Part 1 - David McCormick

Free and enslaved Black musicians greatly enriched the musical culture of Virginia from the early days of slavery onward. The sounds of enslaved fiddlers were heard on Mulberry Row and in the great house at Monticello. Sally Hemings’ son with Thomas Jefferson, Eston Hemings, became a well-known fiddler upon moving to Chillicothe, Ohio and the band he led was part of a distinguished lineage of string bands in that region. Thomas Jefferson visited Jesse Scott, a free Black man and accomplished fiddler, often in his Main Street home in downtown Charlottesville. The Scott family would play their fiddles for Jefferson, and even provided the musical entertainment for Lafayette’s visit to Charlottesville in 1824. Other distinctive sounds of Black music during this time were the gourd banjo and jaw harp. Dozens of examples of the latter have been excavated in a variety of locations at Monticello.

Part 2 - Loren Ludwig

Black people, both enslaved and free, were active participants in nearly all aspects of music making in eighteenth- and nineteenth-century Virginia. While there is something of a historiographic tradition of imagining certain musical activities as "white" (such as the aristocratic musical gatherings in Williamsburg and later Monticello that were so important to Jefferson), archival evidence suggests otherwise. Yet, as we know, patterns in the survival of evidence do not allow for an easy reconstruction of specific musical acts featuring Black people--musical recording technology would not emerge for nearly a century, much music was not notated, and few instruments have survived intact. This presents a historiographic and interpretive challenge: how do we tell the story of music making at Monticello and elsewhere in Virginia during the colonial and revolutionary periods that registers the complex and multivalent interactions between white and Black people? How do we avoid a reductive account of musical activities as "white" or "Black," while relying on written and material sources that often strategically silenced musical acts that involved Black people? Ludwig will discuss a range of eighteenth-century archival accounts (and a couple discoveries!) of Black participation in music making that suggest new historiographic approaches to the age old--and now somewhat urgent--challenge of recounting the racial complexity of American musical history.

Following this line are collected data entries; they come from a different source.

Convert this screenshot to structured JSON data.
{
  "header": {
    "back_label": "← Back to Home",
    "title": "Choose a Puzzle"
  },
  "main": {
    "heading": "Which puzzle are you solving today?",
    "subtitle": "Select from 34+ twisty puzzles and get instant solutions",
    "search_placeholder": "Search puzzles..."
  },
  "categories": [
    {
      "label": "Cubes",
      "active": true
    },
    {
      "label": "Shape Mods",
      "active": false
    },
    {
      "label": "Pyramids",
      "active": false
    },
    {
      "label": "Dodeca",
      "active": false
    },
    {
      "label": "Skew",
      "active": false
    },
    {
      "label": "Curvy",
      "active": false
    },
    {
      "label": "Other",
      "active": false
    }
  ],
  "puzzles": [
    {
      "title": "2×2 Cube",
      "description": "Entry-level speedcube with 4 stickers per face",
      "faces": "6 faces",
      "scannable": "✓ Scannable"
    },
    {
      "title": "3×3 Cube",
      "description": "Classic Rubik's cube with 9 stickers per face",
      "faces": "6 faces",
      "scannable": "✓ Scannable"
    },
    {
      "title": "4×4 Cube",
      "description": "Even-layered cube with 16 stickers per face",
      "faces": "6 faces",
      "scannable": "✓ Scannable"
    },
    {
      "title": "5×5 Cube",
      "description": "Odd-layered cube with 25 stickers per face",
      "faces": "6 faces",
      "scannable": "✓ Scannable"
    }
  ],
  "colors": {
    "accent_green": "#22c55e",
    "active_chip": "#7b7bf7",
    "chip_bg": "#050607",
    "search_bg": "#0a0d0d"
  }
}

Baroque violinist David McCormick is Artistic Director of Early Music Access Project (EMAP), a rotating group of musicians bringing a wide range of early music to Charlottesville and surrounding communities. In addition to his work with EMAP, David is a member of medieval ensemble Alkemie and Executive Director of Shenandoah Valley Bach Festival.

Loren Ludwig is a scholar/performer based in Baltimore, MD. He researches what he describes as "polyphonic intimacy," the idea that music in the Western tradition is constructed to foster social relationships among its performers and listeners. Loren is a co-founder of LeStrange Viols and Science Ficta and performs with ACRONYM, EMAP, and numerous ensembles in the US and abroad. He also serves as program coordinator for the program in the Arts, Humanities, & Health at the Johns Hopkins School of Medicine.